Is it normal? How can we check whether the rebalancing is making progress, given that the status is not showing details

Replication health - unknown
Moving data - unknown
Sum of key-value sizes - unknown
Disk space used - 32.869 TB

What do the trace logs say the IO error is? I don’t remember what happens if the disks get completely full, but if that has happened and these processes are solely responsible for at least some of your data, it may be necessary to delete other files on these disks or move the data to larger disks so that they can recover.

Given that you have the 2-region setup though, you should have all of your data in the first region, and maybe dropping the second region as you suggest is a good way to go.

I fixed the issue by removing nodes/pods that had higher than 95% disk usage. After the last such node was removed, FDB became healthy almost instantly.

It looks like that FDB sets up a threshold of 95% disk usage internally. When that threshold is crossed with any node in the cluster, FDB “limits/suspends” itself, and becomes unresponsive (in our case, the cluster was not usable by apps).

This is unexpected. This is like any node in the cluster can become a single point of failure for the cluster in terms of usability.
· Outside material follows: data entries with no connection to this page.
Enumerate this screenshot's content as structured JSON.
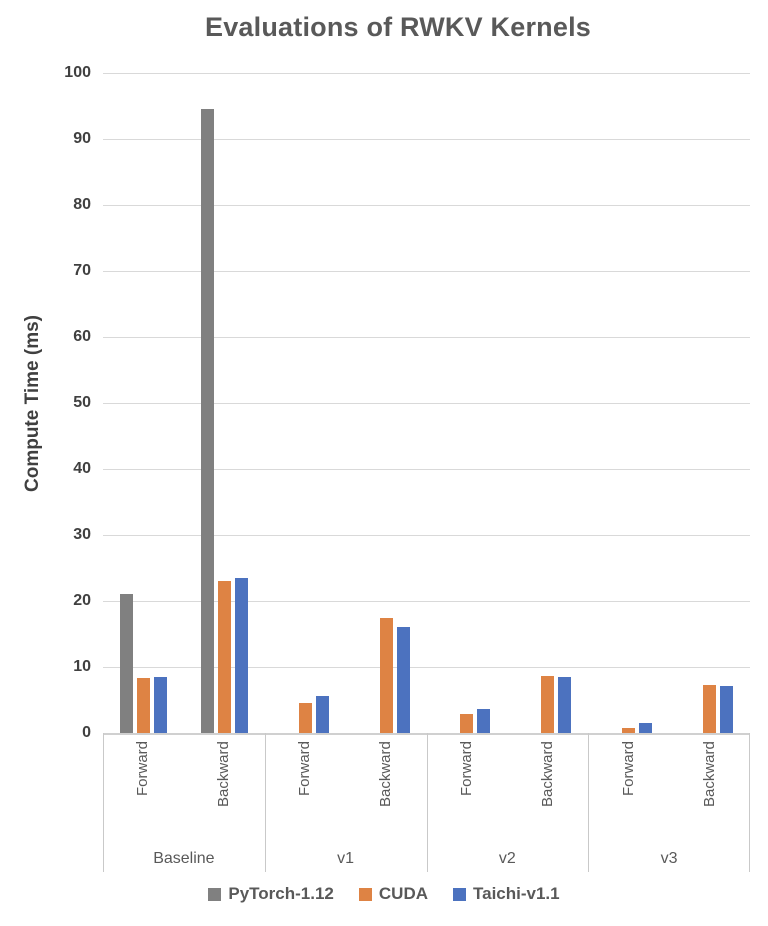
{
  "title": "Evaluations of RWKV Kernels",
  "chart_data": {
    "type": "bar",
    "title": "Evaluations of RWKV Kernels",
    "ylabel": "Compute Time (ms)",
    "xlabel": "",
    "ylim": [
      0,
      100
    ],
    "y_ticks": [
      0,
      10,
      20,
      30,
      40,
      50,
      60,
      70,
      80,
      90,
      100
    ],
    "grid": true,
    "legend_position": "bottom",
    "groups": [
      "Baseline",
      "v1",
      "v2",
      "v3"
    ],
    "subcategories": [
      "Forward",
      "Backward"
    ],
    "categories_flat": [
      "Baseline Forward",
      "Baseline Backward",
      "v1 Forward",
      "v1 Backward",
      "v2 Forward",
      "v2 Backward",
      "v3 Forward",
      "v3 Backward"
    ],
    "series": [
      {
        "name": "PyTorch-1.12",
        "color": "#808080",
        "values": [
          21,
          94.5,
          null,
          null,
          null,
          null,
          null,
          null
        ]
      },
      {
        "name": "CUDA",
        "color": "#DE8344",
        "values": [
          8.3,
          23,
          4.5,
          17.5,
          2.9,
          8.6,
          0.8,
          7.2
        ]
      },
      {
        "name": "Taichi-v1.1",
        "color": "#4C72BF",
        "values": [
          8.5,
          23.5,
          5.6,
          16.1,
          3.7,
          8.5,
          1.5,
          7.1
        ]
      }
    ]
  },
  "colors": {
    "title_text": "#595959",
    "axis_text": "#404040",
    "category_text": "#595959",
    "gridline": "#D9D9D9",
    "axis_line": "#D0D0D0",
    "divider": "#C9C9C9"
  }
}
Can you check with the FDB dev team how the cluster is supposed to behave in such a case in v6.2.11? Has the behavior changed in a later patch or version?

Similar question: has the behavior of having some nodes getting really high disk usage changed since v6.2.11?

Thank you.

I would not look at that as single point of failure, but it is a safe guard. Not just FDB, but for any database if the disk is full database can get into very bad state depending when exactly disk becomes full.

If any node reached 95%, then cluster is in a very bad state. Database has two options at this point

  • Continue to accept requests until disk is 100% full and risk getting into a unrecoverable state
  • Stop accepting client requests causing outage, but protect the database to give chance to DBAs to recover the cluster

FDB chooses later.

Ideally, DBAs should have some alerts to notify disk getting full much sooner than 95%, to avoid this situation.

1 Like

Another option is for data-distributor to take available disk in account and move away shards from the node that is more full than some accepted threshold. Systems like HDFS have this behavior.

Good point.

However, data distributor should be doing that (balancing across all nodes) all the time not just when nodes are very full. If we get to this place then something is wrong with data distributor and it didn’t make correct decisions. Fixes in 6.215-6.2.20 should help with that behavior.

I think one of the fix was along the lines, what you suggested. IIRC, fix was a scheme when a server crosses a threshold, data distributor stops using teams with that server as destination. Evan would know details better.

Yes, this is one of the fixes I was talking about since 6.2.11, it avoids putting data on processes that are getting full and are also fuller than other processes.

I’m glad doing this worked. I think it’s a lighter weight variant of dropping the whole region, so it was a good choice. I think what happens in this case is that removing all of the processes may have (but not necessarily) eliminated all copies of some data in the region, in which case it should re-replicate from the other region.

If you were only running one region, a possible outcome of this procedure could have been that all copies of some data had been taken offline. In that case, status should at least report that fact to you, so you would know that you need to find a way to get at least some of the processes back.